1 box yellow cake mix prepared according to directions on box making two 8 - 9 inch round cakes. Allow cakes to cool completely.

Custard Filling:

1/2 cup light cream
1/2 cup milk
1/4 cup sugar
Dash of salt 4 Tsp. cornstarch
2 eggs, beaten
1 tsp. vanilla

Combine light cream and 1/4 cup of the milk in a saucepan and heat over medium heat until bubbles start to form. Add sugar and salt and stir until dissolved. Remove from heat and cover. Combine remaining 1/4 cup milk and cornstarch and stir until smooth. Add beaten eggs. Pour mixture into the cream mixture and return to low heat. Stirring constantly, heat until mixture starts to thicken. Remove from heat and stir in vanilla. Allow mixture to cool completely.
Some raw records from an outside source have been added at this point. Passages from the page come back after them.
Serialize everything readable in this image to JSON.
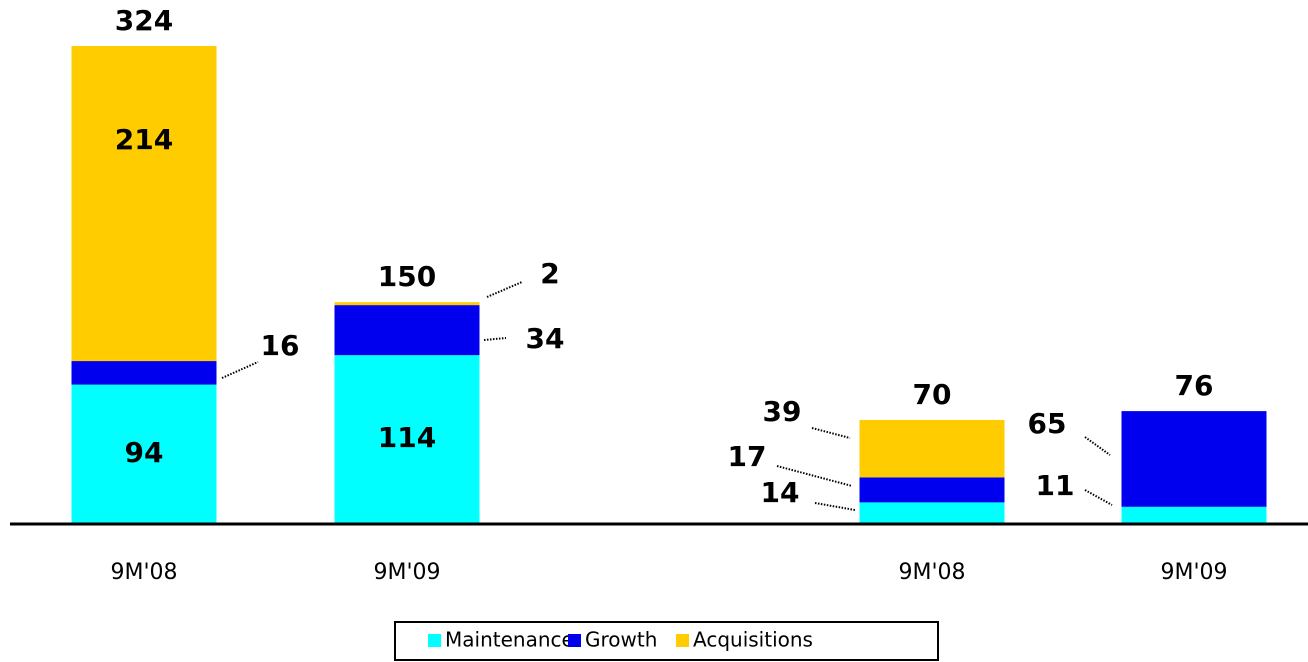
{
  "chart_data": {
    "type": "stacked_bar",
    "categories": [
      "9M'08",
      "9M'09",
      "9M'08",
      "9M'09"
    ],
    "series": [
      {
        "name": "Maintenance",
        "color": "#00ffff",
        "values": [
          94,
          114,
          14,
          11
        ]
      },
      {
        "name": "Growth",
        "color": "#0000ee",
        "values": [
          16,
          34,
          17,
          65
        ]
      },
      {
        "name": "Acquisitions",
        "color": "#ffcc00",
        "values": [
          214,
          2,
          39,
          null
        ]
      }
    ],
    "totals": [
      324,
      150,
      70,
      76
    ],
    "legend": "bottom"
  }
}
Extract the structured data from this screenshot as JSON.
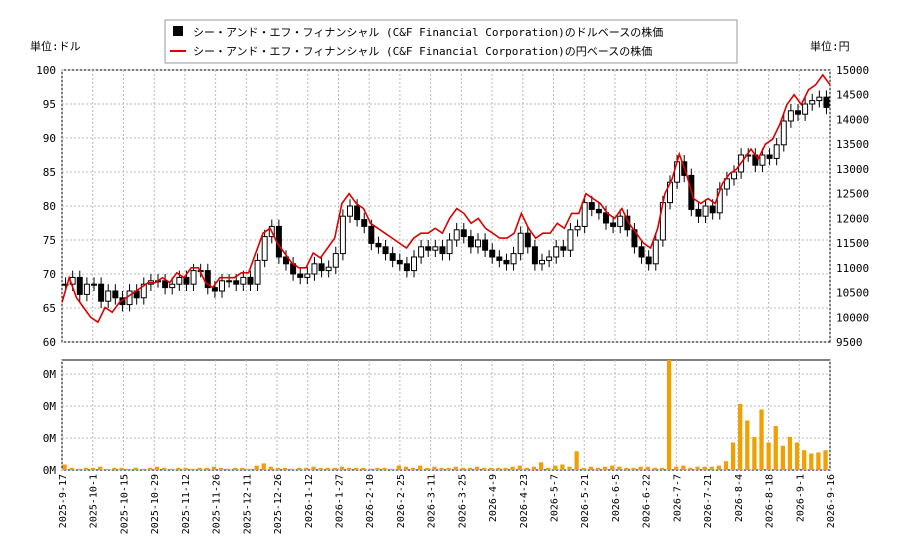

Place one layer of the cake on a cake platter and top with cooled custard. Place remaining layer of cake over the custard and top with chocolate frosting (recipe to follow) or you may use store bought frosting.

Chocolate Frosting:

 

3 ounces semi-sweet chocolate
2 Tbsp. butter
1/4 cup light cream
1/2 cup powdered sugar
1/2 tsp. vanilla

In a small saucepan, melt chocolate and butter over low heat. Remove from heat and stir in light cream. Add powdered sugar and vanilla and beat for a couple of minutes until smooth.

The Skinny: Use fat free Half and Half in place of the cream. Use low fat milk and your favorite egg and sugar substitutes.